Many people in this world are able to conceive that ghosts exist, that a god created the world in seven days, the world is flat, there was no moon landing in 1969, the Earth was created between about 10,000 and 6,000 years ago, men can be women, that photographs steal souls, that particles can emerge from a quantum vacuum and that planting should follow the phases of the moon.
It should not be too difficult to conceive of a world where adding one to four results in three.
It is certainly the case that the physics of a possible world where adding one rock to four rocks results in three rocks is breath-taking, and incoherent within our world, but not incoherent within a world where this happens to obtain.
Philosophy should look to science.
You find it incoherent that something may cease to exist, yet in this world it is commonly accepted in quantum mechanics that not only may something exist in more than one place at one time but also that something may appear from nowhere.
For example, within contemporary science is the Mathematical Universe Hypothesis (MUH) where different worlds possess different mathematical structures (Wikipedia - mathematical universe hypothesis)
Max Tegmark proposed that our physical reality is not just described by maths, but is maths itself. In this view, such a mathematical structure of physical reality would be independent of human thought. Every consistent mathematical structure would then correspond to a unique, physical world in a parallel universe.
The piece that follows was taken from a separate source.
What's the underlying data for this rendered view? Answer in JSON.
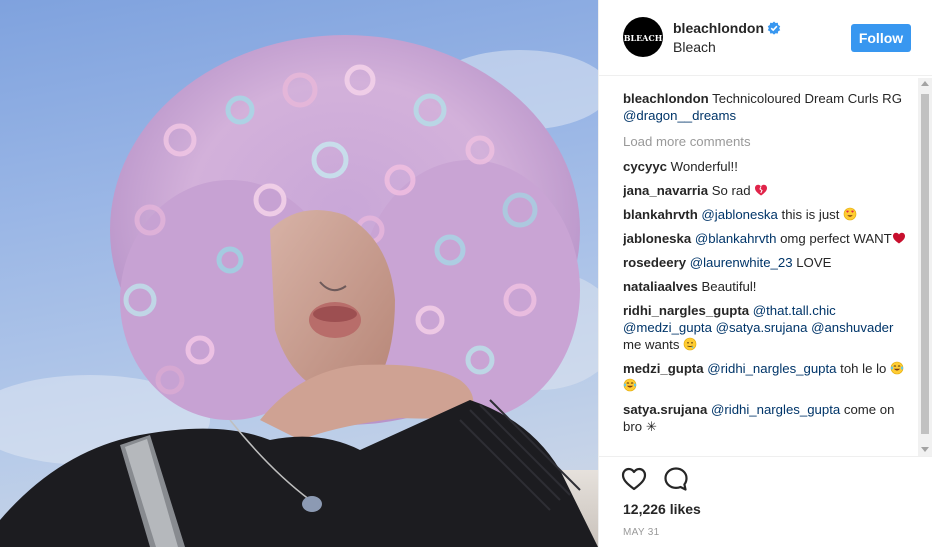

If 4 + (-1) is a consistent mathematical structure, then it is possible that in a parallel world, the addition of something to four would result in three.
It is a truism that the physical laws we know are those laws we know about. We know adding one to four results in five because this is what we have observed, but may be explained anthropically, in that if it was otherwise, there would be no one around to know.
The physics of the MUH may be breath-taking, but would be a mistake to say incoherent.